Mais entre l'idéal et les réalités de la vie politique s'est glissée la corruption. Non seulement parce que le dénonciateur qui fait condamner un citoyen pour des faits avérés reçoit une part importante de ses biens (la moitié, voire les deux tiers) - on comprend qu'on préfère s'attaquer aux riches -, mais parce que la sycophantie se révèle à l'usage un instrument de pouvoir en soi. La menace de dénonciation pèse sur quiconque a agi au service de la cité : a-t-il rendu compte exactement de l'usage des fonds à lui confiés, n'a-t-il pas proposé au peuple quelque mesure néfaste à l'usage, les raisons de dénoncer ne manquent jamais. Et à défaut d'aller à chaque fois devant les tribunaux, le chantage contraint le riche à négocier.

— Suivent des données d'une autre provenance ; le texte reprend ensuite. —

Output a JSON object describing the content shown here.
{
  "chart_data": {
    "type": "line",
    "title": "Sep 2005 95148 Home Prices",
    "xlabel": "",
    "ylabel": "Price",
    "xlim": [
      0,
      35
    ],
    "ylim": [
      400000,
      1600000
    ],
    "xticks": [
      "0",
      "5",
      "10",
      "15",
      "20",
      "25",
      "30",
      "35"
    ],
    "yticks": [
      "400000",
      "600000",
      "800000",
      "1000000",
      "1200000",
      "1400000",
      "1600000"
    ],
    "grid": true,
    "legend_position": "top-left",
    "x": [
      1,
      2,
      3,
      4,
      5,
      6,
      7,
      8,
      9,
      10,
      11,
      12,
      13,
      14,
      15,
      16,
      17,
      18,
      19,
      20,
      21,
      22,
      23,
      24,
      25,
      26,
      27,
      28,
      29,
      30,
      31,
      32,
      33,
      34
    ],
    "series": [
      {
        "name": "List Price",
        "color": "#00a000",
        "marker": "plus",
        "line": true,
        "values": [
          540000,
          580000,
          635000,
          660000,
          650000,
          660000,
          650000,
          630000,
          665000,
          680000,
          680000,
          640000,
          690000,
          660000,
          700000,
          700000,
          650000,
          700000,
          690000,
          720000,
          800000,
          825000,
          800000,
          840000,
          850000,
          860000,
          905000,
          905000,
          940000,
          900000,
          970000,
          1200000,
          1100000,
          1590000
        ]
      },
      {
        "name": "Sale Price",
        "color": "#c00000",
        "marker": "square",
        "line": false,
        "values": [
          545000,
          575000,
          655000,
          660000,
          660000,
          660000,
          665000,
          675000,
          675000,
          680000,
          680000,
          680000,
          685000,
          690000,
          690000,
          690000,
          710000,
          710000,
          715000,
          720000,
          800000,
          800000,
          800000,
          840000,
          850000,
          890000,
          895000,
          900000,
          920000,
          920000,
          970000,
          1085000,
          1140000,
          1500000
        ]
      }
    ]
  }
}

Maîtres de la rumeur, les sycophantes sont prompts à s'en saisir pour la transformer, l'amplifier, jouant à bien des égards le rôle des médias dans les démocraties modernes, où la réputation des politiques se fonde davantage sur l'image qu'en donnent les faiseurs d'opinion que sur des réalités objectives. Entre le sycophante et le démagogue, il y a à la fois alliance et méfiance car le premier peut détruire la puissance du second, que son influence a contribué à bâtir. Détestés des puissants, les dénonciateurs publics fondent leur autorité sur l'illusion de transparence qu'ils donnent au peuple, dont ils paraissent alors les porte-parole. Cette abolition de toute différence entre privé et public impose la participation de tous, selon la règle solonienne, rappelée avec force par Périclès dans son Oraison funèbre de 431, qu'un citoyen qui reste à l'écart du politique n'est pas un citoyen tranquille, mais inutile. D'où la hargne particulière des sycophantes pour les riches qui se tiennent à l'écart alors que leur fortune devrait les pousser à s'investir dans les affaires communes.
En analyste des institutions politiques, Carine Doganis souligne combien il est difficile d'évaluer les effets corrupteurs de l'institution sur la démocratie athénienne, puisqu'elle prétend agir au nom de sa défense quand ses adversaires l'accusent au contraire de la ruiner. C'est que, conclut Doganis, une institution même parfaite - faire de chaque citoyen le gardien des lois - ne vaut que par l'usage qui en est fait. Il n'existe pas de définition procédurale de la démocratie et elle varie selon la manière dont les citoyens se l'approprient.
La démocratie ne conserve sa substance qu'aussi longtemps qu'elle repose sur une culture politique et un imaginaire collectif partagés par l'ensemble des acteurs. Solon présupposait une société de confiance et la renforçait en instituant les citoyens comme gardiens des lois. La saine dénonciation corrompue en délation créa au contraire une société de défiance. Aussi lointaine de nous et différente qu'ait été la démocratie athénienne, réfléchir sur ses pratiques n'est pas indifférent à ceux qui s'interrogent sur l'avenir des démocraties contemporaines.
AUX ORIGINES DE LA CORRUPTION. DÉMOCRATIE ET DÉLATION EN GRÈCE ANCIENNE de Carine Doganis. PUF, 226 p., 26 €.